The French, who had lost 377,000 at Verdun alone, were more than willing to share their artillery with the exuberant doughboys whose eyes were still unscarred by the wanton slaughter of modern warfare and whose biggest field piece was the 3-inch howitzer. One of the ordnance pieces lent by the French was the 155-mm gun, called the Grande Puissance Filloux (GPF)—literally "Filloux's gun of great power." Weighing 25,500 pounds underway and 20,100 pounds in firing position, it could hurl a 95-pound explosive shell over 17,000 yards.

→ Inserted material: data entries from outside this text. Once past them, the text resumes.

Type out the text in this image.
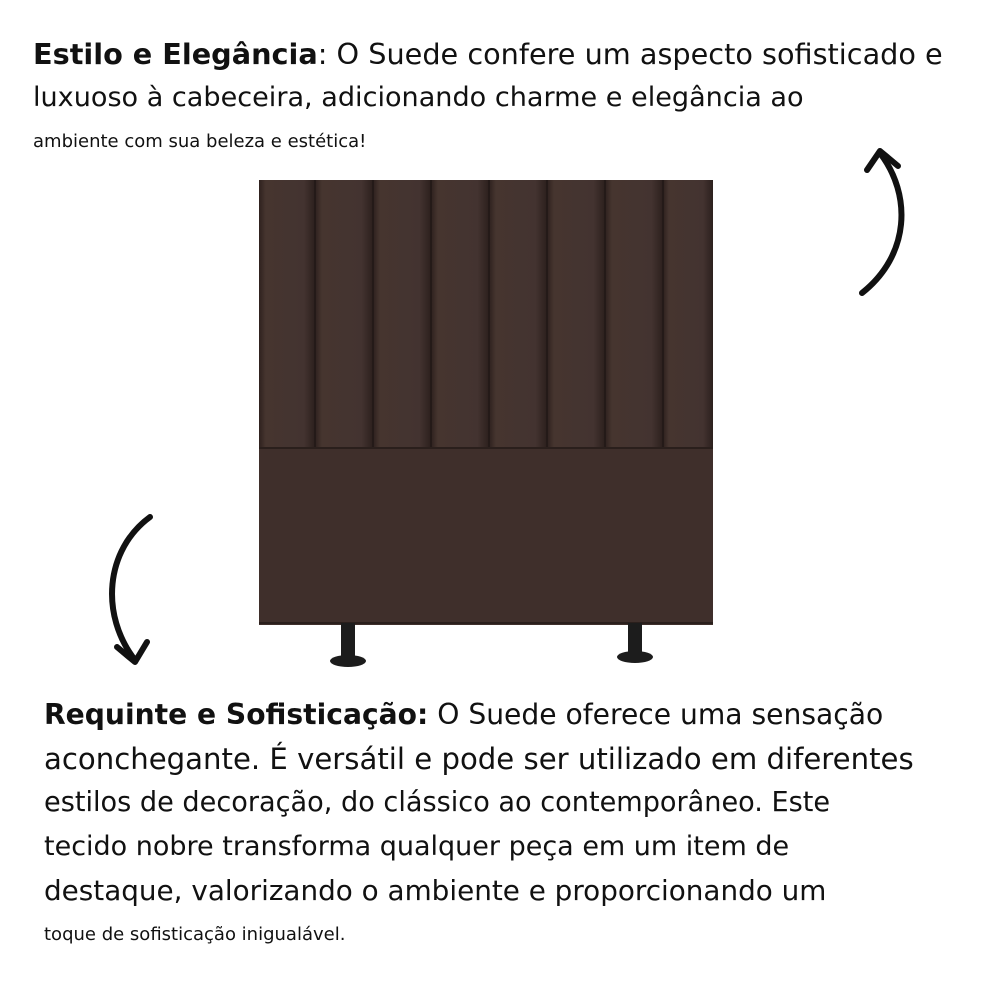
Estilo e Elegância: O Suede confere um aspecto sofisticado e
luxuoso à cabeceira, adicionando charme e elegância ao
ambiente com sua beleza e estética!

Requinte e Sofisticação: O Suede oferece uma sensação
aconchegante. É versátil e pode ser utilizado em diferentes
estilos de decoração, do clássico ao contemporâneo. Este
tecido nobre transforma qualquer peça em um item de
destaque, valorizando o ambiente e proporcionando um
toque de sofisticação inigualável.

Its official adoption by the American Expeditionary Force (AEF) came, when the US Army labelled it the M1917 155-mm gun. The subsequent M1918 was merely an American-manufactured version of the French gun. All one had to do to transform a GPF into the M1917A1 was to fit an American breechblock to the French gun. Expertly handled by doughboy crews, this gun—sometimes referred to as the 155-mm rifle—pounded the German lines.
As Truman R. Strobridge, Historian of the US European Command, wrote in 1980, " ... any weapon that has served for over a half a century, racking up countless laurels along the way, deserves a place in the memory of American artillerymen. If there is justice amidst the thunderous roar of those heavenly cannons, a spark of remembrance will forever linger for those fabulous Long Toms, so rich in memories."